Luego está el bien publicitado material de su vida privada. Está
casado desde hace 15 años con una bella mujer llamada Lola, que lo
ha ayudado a criar tres hermosos hijos y se ha creado también' un
prestigio por derecho propio, como activista de primera línea en el
movimiento nacional de consumidores. Redford ha construido, casi
todo con sus propias manos, un retiro en las montañas de Utah, y
desarrollado una vecina estación de esquí. Hace esquí, juega al
tenis, anda a caballo y en motocicleta —y pinta— con la seguridad de
un profesional. Es un gran caminador, además. Finalmente está el
espectacular negocio de su carrera cinematográfica. En la década del
60 era un astro en ascenso, conocido por desdeñar al Establishment
hollywoodense... y seguir en ascenso. Ahora mismo, cuando el negocio
cinematográfico parece resurgir en cifras de público y de dólares,
Redford actúa en dos de los mayores éxitos, Como soñamos ser y The
Sting (que quiere decir, en slang, algo así como dinero mal habido).
Ahora, en marzo, se estrena en los Estados Unidos 'El gran Gatsby',
donde es protagonista: el film más ansiosamente esperado desde El
Padrino, y el papel masculino más codiciado en muchos años. Y como
Jay Gatsby, el enigmático, mítico héroe de la "novela de F. Scott
Fitzgerald (1925), se espera que Robert confirme lo que muchos
espectadores ya han comenzado a entender: que a los años, es el
lógico sucesor de Marlon Brando y Paul Newman como la más
carismática presencia viril norteamericana en la pantalla, hoy.
En momentos en que el firmamento de Hollywood está dominado por
astros. Redford no carece de competidores. Clint Eastwood y Steve
Mc-Queen lo superan en la boletería con sus estólidos retratos de
triunfadores primitivos y veloces. Dustin Hoffman, Jack Nicholson y
el ascendente Al Pacino, son considerados por algunos como actores
más "serios", por sus admirables caracterizaciones de perdedores
introspectivos y patéticos.

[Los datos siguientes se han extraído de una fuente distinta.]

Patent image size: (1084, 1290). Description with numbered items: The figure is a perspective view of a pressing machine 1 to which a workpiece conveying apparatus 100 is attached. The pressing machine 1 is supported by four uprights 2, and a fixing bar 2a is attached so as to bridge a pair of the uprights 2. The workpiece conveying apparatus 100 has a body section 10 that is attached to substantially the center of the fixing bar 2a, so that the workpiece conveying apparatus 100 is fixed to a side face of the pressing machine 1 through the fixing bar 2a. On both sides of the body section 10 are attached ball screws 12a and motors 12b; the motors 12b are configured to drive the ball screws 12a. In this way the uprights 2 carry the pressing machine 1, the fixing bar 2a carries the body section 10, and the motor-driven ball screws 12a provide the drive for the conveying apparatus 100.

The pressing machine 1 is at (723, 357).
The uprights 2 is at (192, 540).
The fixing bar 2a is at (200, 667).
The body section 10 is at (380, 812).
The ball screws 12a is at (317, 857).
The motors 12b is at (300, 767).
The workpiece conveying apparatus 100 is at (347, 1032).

Warren Beatty y Ryan O'Neal se llevan
los laureles como seductores sedosos y fascinantes. George Segal,
James Caan y Elliott Gould componen tipos ásperos y difíciles. Y
Brando y Newman siguen teniendo enorme fuerza con sólo ser ellos
mismos.
GANAR Y PERDER. Pero ninguno atesora la combinación
de cualidades que distingue a Redford Como ocurre con todas las
grandes figuras del cine, sus papeles son fusiones —suscitadoras de
chispas— de sí mismo con el personaje que interpreta. Casi siempre
está físicamente activo, a cualquier costo: ya fuere asaltando
trenes en Butch Cassidy, dominando el arte de embaucar al prójimo en
The Sting, o aun deshaciéndose de un casamiento desastroso en 'Como
solíamos ser'. No obstante, y siguiendo la moda contemporánea, su
verdadera acción es interior y sus mejores momentos estallan cuando
es moralmente herido: por un dolor intolerable, como en Jeremiah
Johnson cuando descubre que los indios han matado a su mujer e hijo,
o por un chispazo de revelación, como en El candidato, cuando la
farsa de ser un político lo hace explotar en súbita risa, casi
histérica. Momentos tales son electrizantes, pero no memorables
como los grandes momentos de algunos otros actores. A diferencia de
un Gable o un Bogart, Redford está casi desprovisto de
amaneramientos y no parece tanto actuar en el film, cuanto
habitarlo. Este estilo conviene perfectamente al típico personaje de
Redford atrapado entre ganar y perder, que no pide ser visto con
asombro o simpatía, sino sencillamente ser comprendido. Redford
ha tomado el ingrediente fundamental con que se hace un astro, la
atracción sexual, y lo ha modernizado para adecuarlo a una época
ambigua y compleja. En 'Como solíamos ser', Barbra Streisand ama a
Redford con un deseo casi desesperado. En Butch Cassidy y The Sting,
Paul Newman quiere a Redford con la fácil simpatía de un camarada
que está más cerca que un hermano. El personaje de Redford es un
hombre que por igual cae bien a los otros hombres y a las mujeres.
Pero es, ante todo, su propio hombre: son los demás quienes
necesitan de él. El atractivo de Redford es el del áureo solitario.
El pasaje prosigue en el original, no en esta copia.